Lauritz Melchior01 Der Tenor Lauritz Melchior wurde am 20. März 1890 als Lauritz Lebrecht Hommel Melchior im dänischen Norregade bei Kopenhagen geboren; an diesem Tag erblickte auch der berühmte Tenor Beniamino Gigli1) (1890 – 1957) das Licht der Welt. Melchiors Vater Jørgen Melchior (1845 – 1925) leitete eine Privatschule, schon als Knabe sang der junge Lauritz in der "Englischen Kirche" in Kopenhagen im Chor den Knabensopran, mit 18 Jahren begann er ein Gesangstudium als Bariton in seiner Geburtsstadt bei Paul Bang an der "Königlichen Opernschule". Sein offizielles Debüt gab er 1913 mit der Rolle des jungen Bauern Silvio in Leoncavallos "Der Bajazzo"2) an der "Königlich Dänischen Oper" mit Carl Nielsen2) (1865 – 1931) am Dirigentenpult, sang für die nächsten vier Jahre weiterhin Rollen des Bariton-Fachs. Auf Anraten der amerikanischen Altistin Mme. Sara Charles-Cahier, die mit einem schwedischen Rittergutsbesitzer verheiratet war (1870 – 1951, auch bekannt als Mrs. Morris Black), absolvierte Melchior erneut eine Ausbildung, diesmal zum Tenor, und nahm ab 1917 für ein Jahr lang Unterricht bei dem dänischen Tenor Vilhelm Herold3) (1865 – 1937), der vor allem als Wagner-Interpret zwischen 1900 und 1915 international berühmt geworden war.
  
  
Foto: Mit freundlicher Genehmigung von www.cantabile-subito.de
Sein Debüt als Tenor gab Melchior dann am 8. Oktober 1918 mit der Titelrolle in Wagners "Tannhäuser"2) – zunächst war er jedoch auch in diesem neuen Fach nicht recht erfolgreich. Das sollte sich ändern, als er während eines Gastspiels in Großbritannien den berühmten italienischen Erfinder und Rundfunkpionier Guglielmo Marconi2) (1874 – 1937) kennenlernte, der ihm anbot, an einer ersten, weltweiten Radioübertragung teilzunehmen, übrigens zusammen mit der legendären Nellie Melba1) (1861 – 1931). Weitere interessante Kontakte schlossen sich an, Melchior machte die Bekanntschaft des britischen Schriftstellers und leidenschaftlichen Wagner-Verehrers Hugh Walpole2) (1884 – 1941) der den Sänger nicht nur moralisch, sondern auch finanziell unterstützte. Melchior arbeitete erneut weiter an seiner Stimme, perfektionierte sich von 1921 bis 1923 in London bei Victor Beigel (1870 – 1930), in Berlin bei dem renommierten Musikpädagogen Prof. Ernst Grenzebach, in München bei der berühmten Sopranistin der Wiener Staatsoper Anna von Mildenburg2) (1872 – 1947) sowie in Bayreuth bei dem Kapellmeister Prof. Karl Kittel (1874 – 1945). Nun stellte sich der Erfolg ein, die Witwe Richard Wagners, Cosima Wagner2) (1837 – 1930) und deren Sohn Siegfried2) (1869 – 1930) interessierten sich für den jungen Sänger, luden ihn 1924 nach Bayreuth ein und verpflichteten ihn als Siegmund in "Die Walküre"2) sowie als "Parsifal"2); bis 1931 gab Melchior jeden Sommer Gastspiele in Bayreuth, brillierte in fast allen großen Wagnerschen Heldenpartien.
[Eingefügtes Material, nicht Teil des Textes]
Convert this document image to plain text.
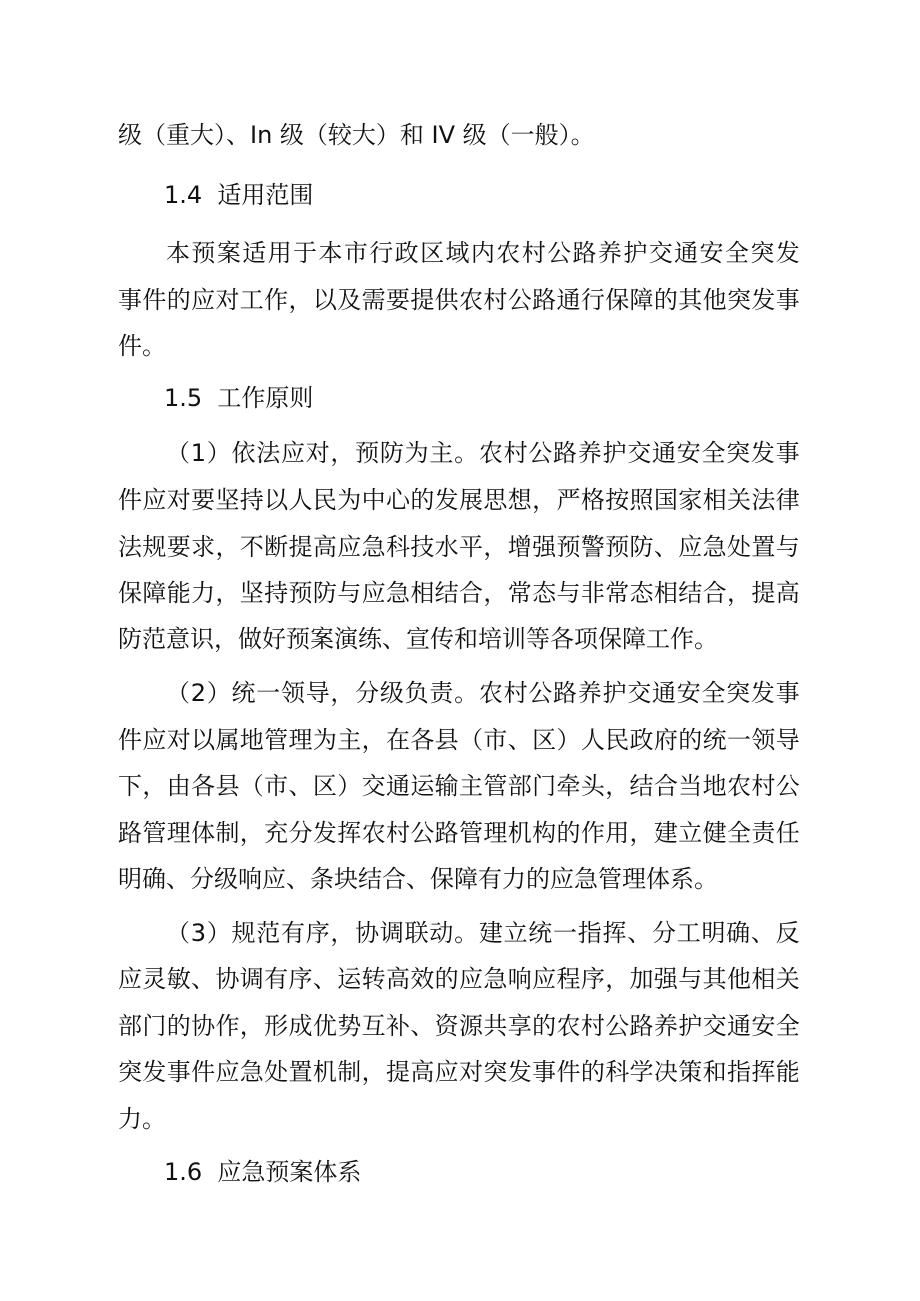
级（重大）、In 级（较大）和 IV 级（一般）。
1.4  适用范围
本 预 案 适 用 于 本 市 行 政 区 域 内 农 村 公 路 养 护 交 通 安 全 突 发
事 件 的 应 对 工 作 ， 以 及 需 要 提 供 农 村 公 路 通 行 保 障 的 其 他 突 发 事
件。
1.5  工作原则
（ 1 ） 依 法 应 对 ， 预 防 为 主 。 农 村 公 路 养 护 交 通 安 全 突 发 事
件 应 对 要 坚 持 以 人 民 为 中 心 的 发 展 思 想 ， 严 格 按 照 国 家 相 关 法 律
法 规 要 求 ， 不 断 提 高 应 急 科 技 水 平 ， 增 强 预 警 预 防 、 应 急 处 置 与
保 障 能 力 ， 坚 持 预 防 与 应 急 相 结 合 ， 常 态 与 非 常 态 相 结 合 ， 提 高
防范意识，做好预案演练、宣传和培训等各项保障工作。
（ 2 ） 统 一 领 导 ， 分 级 负 责 。 农 村 公 路 养 护 交 通 安 全 突 发 事
件 应 对 以 属 地 管 理 为 主 ， 在 各 县 （ 市 、 区 ） 人 民 政 府 的 统 一 领 导
下 ， 由 各 县 （ 市 、 区 ） 交 通 运 输 主 管 部 门 牵 头 ， 结 合 当 地 农 村 公
路 管 理 体 制 ， 充 分 发 挥 农 村 公 路 管 理 机 构 的 作 用 ， 建 立 健 全 责 任
明确、分级响应、条块结合、保障有力的应急管理体系。
（ 3 ） 规 范 有 序 ， 协 调 联 动 。 建 立 统 一 指 挥 、 分 工 明 确 、 反
应 灵 敏 、 协 调 有 序 、 运 转 高 效 的 应 急 响 应 程 序 ， 加 强 与 其 他 相 关
部 门 的 协 作 ， 形 成 优 势 互 补 、 资 源 共 享 的 农 村 公 路 养 护 交 通 安 全
突 发 事 件 应 急 处 置 机 制 ， 提 高 应 对 突 发 事 件 的 科 学 决 策 和 指 挥 能
力。
1.6  应急预案体系
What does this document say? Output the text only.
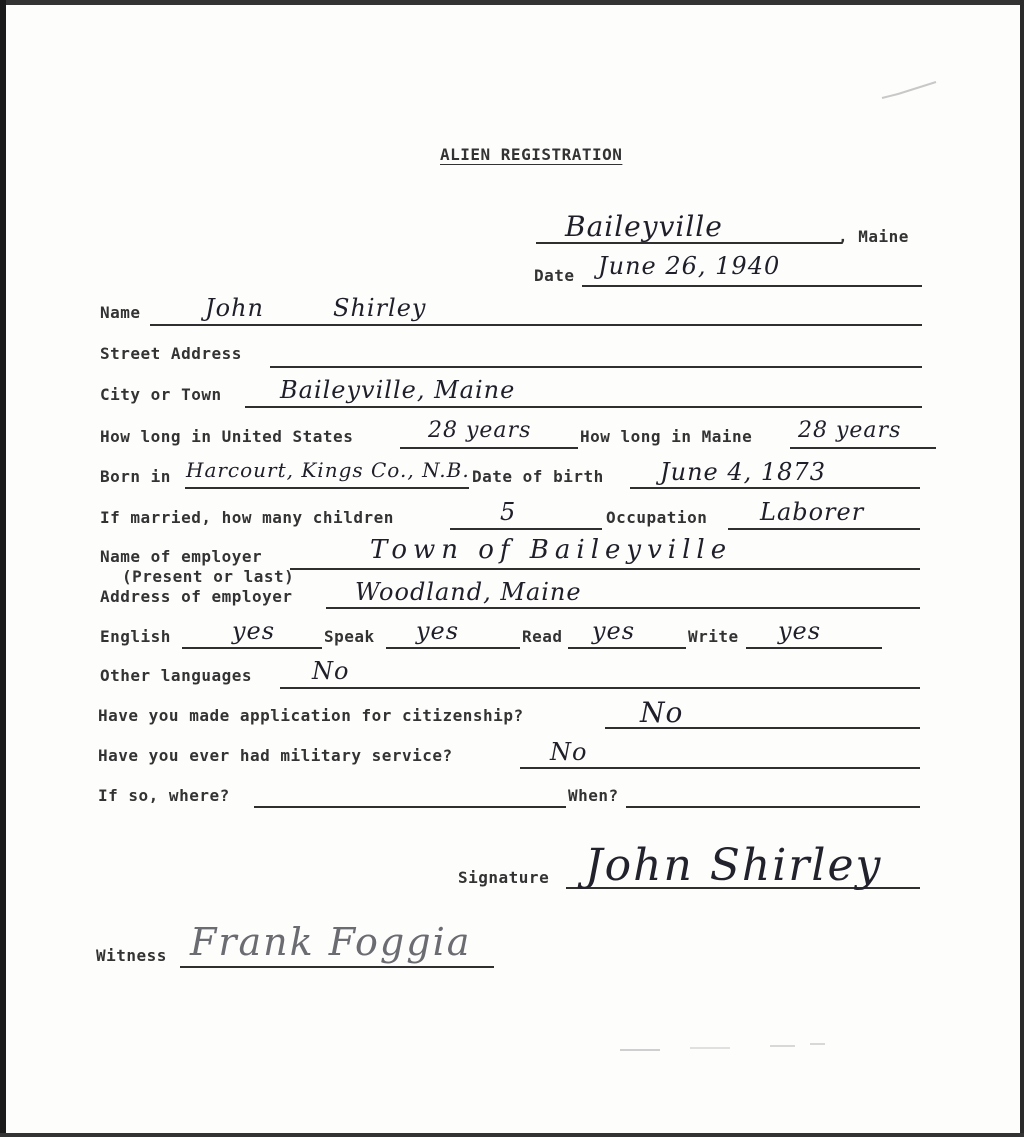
ALIEN REGISTRATION
Baileyville	, Maine
Date June 26, 1940
Name	John	Shirley
Street Address
City or Town Baileyville, Maine
How long in United States	28 years	How long in Maine 28 years
Born in Harcourt, Kings Co., N.B. Date of birth June 4, 1873
If married, how many children	5	Occupation Laborer
Name of employer
(Present or last)
Town of Baileyville
Address of employer	Woodland, Maine
English	yes	Speak yes	Read yes	Write yes
Other languages	No
Have you made application for citizenship?	No
Have you ever had military service?	No
If so, where?	When?
Signature John Shirley
Witness Frank Foggia
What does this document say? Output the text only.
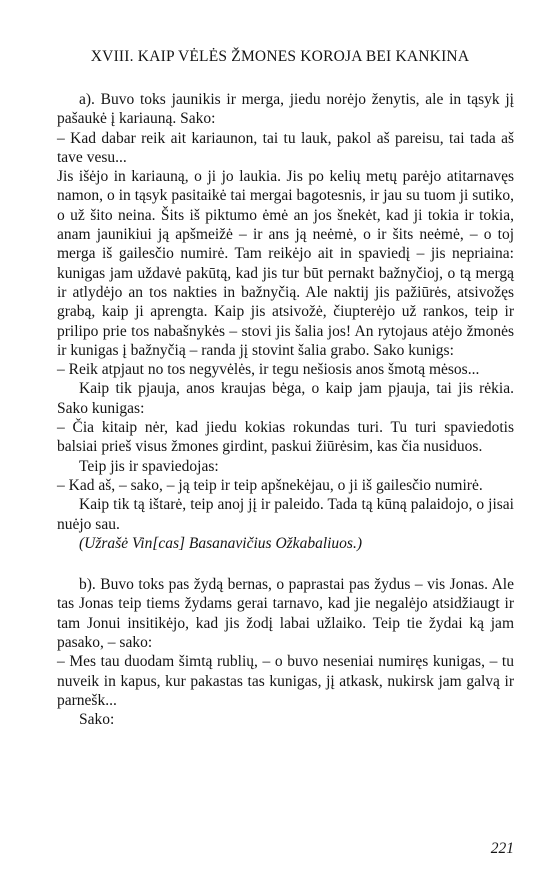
XVIII. KAIP VĖLĖS ŽMONES KOROJA BEI KANKINA

a). Buvo toks jaunikis ir merga, jiedu norėjo ženytis, ale in tąsyk jį pašaukė į kariauną. Sako:

– Kad dabar reik ait kariaunon, tai tu lauk, pakol aš pareisu, tai tada aš tave vesu...

Jis išėjo in kariauną, o ji jo laukia. Jis po kelių metų parėjo atitarnavęs namon, o in tąsyk pasitaikė tai mergai bagotesnis, ir jau su tuom ji sutiko, o už šito neina. Šits iš piktumo ėmė an jos šnekėt, kad ji tokia ir tokia, anam jaunikiui ją apšmeižė – ir ans ją neėmė, o ir šits neėmė, – o toj merga iš gailesčio numirė. Tam reikėjo ait in spaviedį – jis nepriaina: kunigas jam uždavė pakūtą, kad jis tur būt pernakt bažnyčioj, o tą mergą ir atlydėjo an tos nakties in bažnyčią. Ale naktij jis pažiūrės, atsivožęs grabą, kaip ji aprengta. Kaip jis atsivožė, čiupterėjo už rankos, teip ir prilipo prie tos nabašnykės – stovi jis šalia jos! An rytojaus atėjo žmonės ir kunigas į bažnyčią – randa jį stovint šalia grabo. Sako kunigs:

– Reik atpjaut no tos negyvėlės, ir tegu nešiosis anos šmotą mėsos...

Kaip tik pjauja, anos kraujas bėga, o kaip jam pjauja, tai jis rėkia. Sako kunigas:

– Čia kitaip nėr, kad jiedu kokias rokundas turi. Tu turi spaviedotis balsiai prieš visus žmones girdint, paskui žiūrėsim, kas čia nusiduos.

Teip jis ir spaviedojas:

– Kad aš, – sako, – ją teip ir teip apšnekėjau, o ji iš gailesčio numirė.

Kaip tik tą ištarė, teip anoj jį ir paleido. Tada tą kūną palaidojo, o jisai nuėjo sau.

(Užrašė Vin[cas] Basanavičius Ožkabaliuos.)

b). Buvo toks pas žydą bernas, o paprastai pas žydus – vis Jonas. Ale tas Jonas teip tiems žydams gerai tarnavo, kad jie negalėjo atsidžiaugt ir tam Jonui insitikėjo, kad jis žodį labai užlaiko. Teip tie žydai ką jam pasako, – sako:

– Mes tau duodam šimtą rublių, – o buvo neseniai numiręs kunigas, – tu nuveik in kapus, kur pakastas tas kunigas, jį atkask, nukirsk jam galvą ir parnešk...

Sako:

221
Seine Ruf als grandioser Wagner-Interpret brachte ihn 1924 an den Londoner "Coven Garden" sowie 1926 nach New York an die "Metropolitan Opera", wo er bis 1950 hauptsächlich in den Opern Wagners Triumphe feierte: Die männliche Titelpartie in "Tristan und Isolde"2) gestaltete Melchior dort einigen Quellen zufolge mehr als 200 Mal, die des Siegfried in "Der Ring des Nibelungen"2) fast 120 Mal; er brillierte als "Parsifal" und als "Lohengrin"2), ohne jedoch das italienische Repertoire zu vernachlässigen. 
So beeindruckte Melchior mit seiner kraftvollen Stimme in Verdi-Opern beispielsweise als ägyptischer Feldherr Radames in "Aida"2) oder mit der Titelpartie in "Otello"2), gab unter anderem den Jean de Leyde in Meyerbeers "Der Prophet"2), aber auch den Florestan in Beethovens "Fidelio"2) oder den Fürsten Ottokar in Webers "Der Freischütz"2); zu seinem weiteren Repertoire gehörte beispielsweise der junge Bauer Turridu in Mascagnis "Cavalleria Rusticana"2) sowie die männliche Titelpartie in Camille Saint-Saëns' "Samson et Dalila"2).

Foto (von l.n.r): Kammersänger Michael Bohnen1) (1887 – 1965),
Kammersängerin Elisabeth Rethberg2) (1894 – 1976) und
Kammersänger Lauritz Melchior im Februar 1932 während
ihrer Überfahrt an Bord des deutschen Ozean-Schnelldampfers "Europa",
um an der New Yorker "Metropolitan Opera" aufzutreten.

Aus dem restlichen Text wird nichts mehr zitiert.